Pentium-4 has branch hints (using segment prefixes), but they tended not to be useful in practice so later CPUs silently ignore them. (Intel x86 0x2E/0x3E Prefix Branch Prediction actually used?) This was x86's only experiment with hardware branch hints. (Some other ISAs have also had them and may still support them).
See also Is it possible to tell the branch predictor how likely it is to follow the branch?, including my answer on that question. You can hint the compiler how to lay out if bodies, e.g. so the common case is fall-through instead of taken, which does help. That's what __builtin_expect
is for, or the C++20 [[likely]]
and [[unlikely]]
attribute.
But those compiler hints do not interact with CPU hardware branch prediction. (Except in the sense that they may convince the compiler to use branchy code instead of branchless, so there is a branch that needs predicting at all, instead of a cmov
or something for cases where branchless was possible.)

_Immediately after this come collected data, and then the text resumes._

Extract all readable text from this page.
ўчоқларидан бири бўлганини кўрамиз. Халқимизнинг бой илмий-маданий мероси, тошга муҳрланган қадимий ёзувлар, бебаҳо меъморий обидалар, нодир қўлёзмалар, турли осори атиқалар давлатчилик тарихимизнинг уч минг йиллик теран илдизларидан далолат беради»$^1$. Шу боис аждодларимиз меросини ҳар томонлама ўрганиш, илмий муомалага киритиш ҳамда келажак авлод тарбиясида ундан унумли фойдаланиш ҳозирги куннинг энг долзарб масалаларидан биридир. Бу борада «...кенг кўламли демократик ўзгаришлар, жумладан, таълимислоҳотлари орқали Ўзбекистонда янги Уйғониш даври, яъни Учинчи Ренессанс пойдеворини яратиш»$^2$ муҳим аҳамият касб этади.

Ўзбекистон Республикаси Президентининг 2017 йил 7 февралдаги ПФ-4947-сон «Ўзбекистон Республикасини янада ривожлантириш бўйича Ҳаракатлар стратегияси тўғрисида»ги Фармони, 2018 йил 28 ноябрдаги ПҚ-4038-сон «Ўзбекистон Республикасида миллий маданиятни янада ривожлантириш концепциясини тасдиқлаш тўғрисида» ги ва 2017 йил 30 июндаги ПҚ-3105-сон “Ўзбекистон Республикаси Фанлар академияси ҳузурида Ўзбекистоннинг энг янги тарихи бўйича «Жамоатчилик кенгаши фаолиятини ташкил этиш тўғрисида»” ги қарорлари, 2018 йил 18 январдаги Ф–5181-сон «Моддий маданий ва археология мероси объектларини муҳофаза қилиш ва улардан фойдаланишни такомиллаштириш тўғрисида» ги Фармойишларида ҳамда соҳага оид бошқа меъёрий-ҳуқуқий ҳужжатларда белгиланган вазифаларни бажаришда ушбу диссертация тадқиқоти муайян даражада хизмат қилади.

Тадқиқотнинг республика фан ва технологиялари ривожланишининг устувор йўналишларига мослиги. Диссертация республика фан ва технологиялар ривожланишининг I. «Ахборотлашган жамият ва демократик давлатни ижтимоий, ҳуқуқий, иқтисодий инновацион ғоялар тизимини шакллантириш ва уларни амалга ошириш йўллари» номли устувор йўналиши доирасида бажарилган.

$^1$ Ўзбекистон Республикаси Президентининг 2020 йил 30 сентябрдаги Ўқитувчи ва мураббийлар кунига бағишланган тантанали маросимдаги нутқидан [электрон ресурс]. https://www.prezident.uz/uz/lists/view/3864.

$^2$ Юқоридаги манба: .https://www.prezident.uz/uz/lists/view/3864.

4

If you have a special iteration with known branching, you can peel it and optimize it specially before entering the actual loop.
Or if your branch is always taken for the first part of a loop, then always not-taken, you can split your loop into two halves: one with the always-true case the other optimized for the always-false case.
Or if the branch direction is totally loop-invariant, then only one of the loop versions ever needs to run. That's kind of a loop-versioning optimization. Optimizing a branch inside a loop into 2 separate loops costs code-size, but can be a win if it runs frequently, especially if you can optimize the now-unconditional code into the surrounding code.
Your case appears to be totally loop-invariant after the first iteration, so peel that first iteration to use the initial v
(from the function arg), then later iterations can infinite-loop or do a single iteration.
Not really much to gain here; hoisting the p[5]
load and using a compare-and-branch on it at the bottom of the loop would appear to do the trick.
Your p
isn't modified in the loop, and p[5]
is read-only. So after the first iteration, v = p[5]
is loop-invariant. (Assuming this is C-like pseudocode (without ;
) and thus data-race undefined behaviour can be assumed not to happen, i.e. no async modifications to p
.)
len
, sum
, and memberVar
aren't declared, but unless one is a C++ reference to the same int
as p[5]
there's no possible aliasing.